July 13, 2023, started like any normal day for me. I was tired; it was Thursday. I was behind at work with tasks and due dates stacking up like cordwood in late autumn. I pulled into the lot of my workplace, finished my call with my brother, and exited my vehicle begrudgingly, wanting nothing more than to be home writing. With my latest work in progress fresh in my mind and stories to tell, I was looking forward to the weekend.


I looked up to the roof of the Cathedral, the building in which I work, which sits just up from the ocean in the harbor of Portland Maine. Normally the roof is littered with seagulls, all too eager to swoop down from the peaks of the building for whatever morsels they can steal. They are the rats of the city, enormous rats with wings, and mostly the nemesis of my freshly washed car. In the ongoing battle of bird droppings, they had been winning this week and my car direly needed a wash.


Today was different. Three black birds sat on the roof above my office windows. It was such an odd sight I snapped a picture. In good spirited fun I sent my co-worker Amanda, who had already arrived a text.

“Can’t come in today. There is a murder of ravens on the roof over my office. Bad omens. Heading home.”


Without a second thought, it was into the office and back to the tasks and stresses of the day. At 1:00 pm, I missed a call from my brother. I called back at 1:08. He was upset and could barely get the words out. “Mom is dead.

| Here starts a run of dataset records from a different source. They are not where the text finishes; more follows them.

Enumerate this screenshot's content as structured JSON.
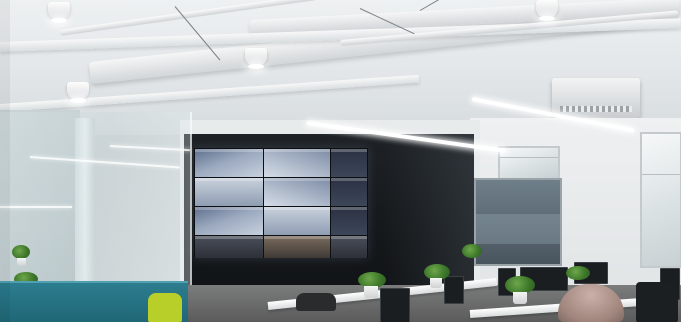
{
  "scene": {
    "type": "photo",
    "description_tags": [
      "office-interior",
      "ceiling-lights",
      "video-wall",
      "desks",
      "plants",
      "glass-partition"
    ]
  },
  "video_wall": {
    "tiles": [
      {
        "label": "",
        "tone": "a"
      },
      {
        "label": "",
        "tone": "b"
      },
      {
        "label": "",
        "tone": "c"
      },
      {
        "label": "",
        "tone": "d"
      },
      {
        "label": "",
        "tone": "b"
      },
      {
        "label": "",
        "tone": "c"
      },
      {
        "label": "",
        "tone": "a"
      },
      {
        "label": "",
        "tone": "d"
      },
      {
        "label": "",
        "tone": "c"
      },
      {
        "label": "",
        "tone": "e"
      },
      {
        "label": "",
        "tone": "f"
      },
      {
        "label": "",
        "tone": "e"
      }
    ]
  },
  "colors": {
    "partition_teal": "#2c7d8f",
    "chair_lime": "#b8cf2a",
    "dark_wall": "#1e2226",
    "ceiling": "#eef1f2"
  }
}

Her heart stopped this morning and they couldn’t revive her.”


In the Norse shamanic tradition, Odin’s ravens represent the powers of necromancy, clairvoyance, and they are the guides for the dead. In Irish mythology, the raven is closely linked to the Morrigan, one of the most complex deities in the Celtic pantheon. A “triple” goddess, whose sphere of influence includes fertility, birth, and death, she is also known as Badb Catha (Battle Raven), Macha (Sovereign Queen), and Nemain (Terror).

It is amazing, this funny fragile thing we call life. The shared experiences that unite us as a people. My dad passed long ago and while I contemplate the realities of the arrangements, the final duties at the funeral home, I take solace in my beliefs. I have no actual evidence, no proof as such, but I know... as sure as I know, the sun will rise... that our spirits are lasting if our flesh is not. I don’t know which religion is right, whose god’s name is wrong, and honestly I don’t believe in the end that it matters. I think what matters is how we live, how we raise our children. Whether we leave our little corner of the earth a better place because of our trials and tribulations. The lives we touch, that is what matters.


So whether you believe it was a sign from the God, Allah, or Odin, matters not. In my heart, it was the universe reaching out. It was the moment to say it’s alright. The child who was lost here on earth for a brief spell is returning home.